17. For the reasons mentioned above, we confirm the findings of the learned District Judge, which he recorded in respect of issues Nos. 1 and 2. There appears to be no collusion between the husband and the wife. On the basis of the evidence led in the case, the learned District Judge was right in granting a decree for dissolution of the marriage as prayed for by the husband on the ground that the wife has been guilty of adultery.

18. Now we take up the question of award of damages to the husband. The learned District Judge has directed that the husband will be entitled to receive, from the adulterer, a sum of Rs. 1,000/-as damages. Section 34 of the Act reads as under,--

'34. Husband may claim damages from the Adulterer. Any husband may either in a petition for dissolution of marriage or for judicial separation, or in a petition to the District Court or the High Court limited to such objects only claim damages from any person on the ground of his having committed adultery with the wife of such petitioner.

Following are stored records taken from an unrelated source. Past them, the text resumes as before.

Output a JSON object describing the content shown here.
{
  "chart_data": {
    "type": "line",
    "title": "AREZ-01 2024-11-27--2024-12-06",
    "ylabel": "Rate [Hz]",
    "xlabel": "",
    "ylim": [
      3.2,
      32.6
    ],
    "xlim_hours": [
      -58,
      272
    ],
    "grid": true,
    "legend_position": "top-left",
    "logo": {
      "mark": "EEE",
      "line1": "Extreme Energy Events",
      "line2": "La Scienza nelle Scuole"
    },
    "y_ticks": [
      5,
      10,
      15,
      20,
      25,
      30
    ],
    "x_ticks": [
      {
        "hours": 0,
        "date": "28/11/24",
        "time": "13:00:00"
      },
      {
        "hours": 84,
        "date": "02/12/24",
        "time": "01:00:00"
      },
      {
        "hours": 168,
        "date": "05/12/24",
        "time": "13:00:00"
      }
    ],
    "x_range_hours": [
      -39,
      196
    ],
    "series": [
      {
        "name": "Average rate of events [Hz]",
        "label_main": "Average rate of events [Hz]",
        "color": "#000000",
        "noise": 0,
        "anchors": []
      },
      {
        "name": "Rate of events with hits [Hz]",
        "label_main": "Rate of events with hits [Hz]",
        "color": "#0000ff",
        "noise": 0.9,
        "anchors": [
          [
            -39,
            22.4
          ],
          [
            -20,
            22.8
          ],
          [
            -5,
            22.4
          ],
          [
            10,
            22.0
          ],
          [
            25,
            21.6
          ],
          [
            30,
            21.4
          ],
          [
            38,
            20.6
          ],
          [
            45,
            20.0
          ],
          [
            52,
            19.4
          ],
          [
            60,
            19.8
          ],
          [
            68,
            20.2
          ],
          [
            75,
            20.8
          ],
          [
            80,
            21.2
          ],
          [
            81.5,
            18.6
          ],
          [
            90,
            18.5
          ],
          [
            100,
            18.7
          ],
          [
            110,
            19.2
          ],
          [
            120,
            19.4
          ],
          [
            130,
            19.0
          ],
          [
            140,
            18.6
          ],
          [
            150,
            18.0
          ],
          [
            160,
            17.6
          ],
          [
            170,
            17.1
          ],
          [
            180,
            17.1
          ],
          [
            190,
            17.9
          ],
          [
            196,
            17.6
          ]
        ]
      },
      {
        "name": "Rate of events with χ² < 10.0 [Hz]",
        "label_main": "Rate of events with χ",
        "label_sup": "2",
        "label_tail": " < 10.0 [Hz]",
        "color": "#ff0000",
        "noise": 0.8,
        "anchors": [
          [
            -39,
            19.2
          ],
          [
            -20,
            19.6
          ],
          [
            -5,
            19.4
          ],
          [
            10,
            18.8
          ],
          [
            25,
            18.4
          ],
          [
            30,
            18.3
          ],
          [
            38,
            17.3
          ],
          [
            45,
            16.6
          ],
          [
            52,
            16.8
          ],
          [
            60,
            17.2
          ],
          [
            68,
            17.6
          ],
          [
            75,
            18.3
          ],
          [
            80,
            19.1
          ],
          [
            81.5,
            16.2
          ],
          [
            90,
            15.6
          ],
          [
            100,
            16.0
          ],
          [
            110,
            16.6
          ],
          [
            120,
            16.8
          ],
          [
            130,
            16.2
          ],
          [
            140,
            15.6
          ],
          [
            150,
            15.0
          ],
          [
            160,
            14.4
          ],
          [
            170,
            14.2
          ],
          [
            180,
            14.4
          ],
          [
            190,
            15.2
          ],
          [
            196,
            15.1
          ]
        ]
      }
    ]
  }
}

Such petition shall be served on the alleged adulterer and the wife, unless the Court dispenses with such service, or directs some other service to be substituted.

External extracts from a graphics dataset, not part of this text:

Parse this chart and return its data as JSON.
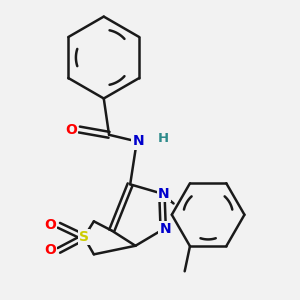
{
  "bg_color": "#f2f2f2",
  "bond_color": "#1a1a1a",
  "atom_colors": {
    "O": "#ff0000",
    "N": "#0000cc",
    "S": "#cccc00",
    "H": "#2e8b8b",
    "C": "#1a1a1a"
  },
  "figsize": [
    3.0,
    3.0
  ],
  "dpi": 100
}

The damages to toe recovered on any such petition shall be ascertained by the said Court, although the respondents or either of them may not appear.

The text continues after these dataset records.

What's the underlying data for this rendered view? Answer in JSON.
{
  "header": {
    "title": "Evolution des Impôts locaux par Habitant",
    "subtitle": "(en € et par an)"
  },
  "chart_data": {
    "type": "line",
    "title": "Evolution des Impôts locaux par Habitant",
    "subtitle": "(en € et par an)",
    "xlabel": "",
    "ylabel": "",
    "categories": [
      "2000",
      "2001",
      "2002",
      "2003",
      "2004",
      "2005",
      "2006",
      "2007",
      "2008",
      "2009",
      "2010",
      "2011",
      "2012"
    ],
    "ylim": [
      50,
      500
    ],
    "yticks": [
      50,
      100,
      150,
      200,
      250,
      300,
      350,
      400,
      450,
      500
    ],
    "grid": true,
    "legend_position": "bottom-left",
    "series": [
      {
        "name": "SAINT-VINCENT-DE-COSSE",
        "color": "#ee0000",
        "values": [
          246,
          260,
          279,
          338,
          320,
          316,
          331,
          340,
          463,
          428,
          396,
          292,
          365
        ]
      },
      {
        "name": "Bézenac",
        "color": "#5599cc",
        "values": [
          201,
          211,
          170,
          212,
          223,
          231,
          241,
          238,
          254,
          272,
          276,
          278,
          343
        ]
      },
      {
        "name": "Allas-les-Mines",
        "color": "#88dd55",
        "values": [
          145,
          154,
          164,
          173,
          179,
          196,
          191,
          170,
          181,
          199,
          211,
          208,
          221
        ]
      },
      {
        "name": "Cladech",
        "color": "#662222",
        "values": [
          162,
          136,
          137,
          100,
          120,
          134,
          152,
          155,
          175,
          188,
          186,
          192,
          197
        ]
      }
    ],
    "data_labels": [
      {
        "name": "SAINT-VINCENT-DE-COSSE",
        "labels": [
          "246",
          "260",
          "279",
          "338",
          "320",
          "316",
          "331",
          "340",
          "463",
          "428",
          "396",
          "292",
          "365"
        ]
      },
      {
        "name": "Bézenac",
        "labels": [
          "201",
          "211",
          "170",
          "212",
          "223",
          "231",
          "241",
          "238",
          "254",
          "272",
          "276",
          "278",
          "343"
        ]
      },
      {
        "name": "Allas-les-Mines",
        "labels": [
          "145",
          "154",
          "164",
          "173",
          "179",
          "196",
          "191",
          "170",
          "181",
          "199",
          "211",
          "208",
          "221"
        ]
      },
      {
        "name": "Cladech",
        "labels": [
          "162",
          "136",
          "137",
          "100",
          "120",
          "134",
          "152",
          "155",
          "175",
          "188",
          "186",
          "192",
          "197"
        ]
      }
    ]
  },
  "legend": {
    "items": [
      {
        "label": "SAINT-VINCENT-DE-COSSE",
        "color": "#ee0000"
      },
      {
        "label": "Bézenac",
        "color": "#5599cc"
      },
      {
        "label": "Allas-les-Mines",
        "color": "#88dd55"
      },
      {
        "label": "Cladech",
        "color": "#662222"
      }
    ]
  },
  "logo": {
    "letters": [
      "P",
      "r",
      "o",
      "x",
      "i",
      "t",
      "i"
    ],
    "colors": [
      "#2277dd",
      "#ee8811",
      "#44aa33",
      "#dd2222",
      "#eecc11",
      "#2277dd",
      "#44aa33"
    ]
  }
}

After the decision has been given, the Court may direct in what manner such damages shall be paid or applied.'

According to this Section, compensation, is given to the husband for the loss which he has sustained and not punitive, damages. In case actual loss or injury suffered by the husband on account of the adultery is not established, the husband is not entitled to damages. In the case of award of damages to the husband from the adulterer, it is necessary to consider the circumstances of the married life of the husband and the wife from the beginning. We are supported in this view by the observations made in George Arthur's case AIR 1931 Oudh 259. In W. H. Thomas v. Mrs. Thomas, AIR 1925 Cal 585 it was held that the object of awarding damages against an adulterer is not to punish at all and all that the law permits to be given is compensation for the loss which the husband has sustained. In D'Cruz v. Mrs. D'Cruz, AIR 1927 Oudh 34 it was observed,--

'...There are at least three points to be considered in measuring the damages; (1) How has the husband demeaned himself, (2) did he and his wife live happily together; and (3) the position of the partner in adultery, though the actual means of the man have nothing to do with the question.'

In the petition, the husband has made no averment for claiming damages from the adulterer. In para 24 dealing with the reliefs, amongst others, it has been stated by the husband that the adulterer may be directed to pay a sum of Rupees 5,000/- to the husband as damages by reason of his having committed adultery with the wife. In his statement as PW 1, he has said nothing regarding his claim for damages under Section 34 of the Act. As there is no allegation about the damages in the petition and as there is no evidence about the injury which the husband had suffered as a result of the conduct of the adulterer, we hold that the learned District Judge was not justified in directing the adulterer to pay Rs. 1000/- as damages to the husband under Section 34 of the Act.

19. It follows from the discussion made hereinabove that the decree nisi should be confirmed and the direction awarding damages in the sum of Rupees 1000/- should be set aside.

20. The decree nisi is accordingly confirmed and the appeal of the adulterer is allowed in part and the direction made under Section 34 of the Act for awarding Rs. 1000/- as damages to the husband by the adulterer is set aside. There will be no order as to costs.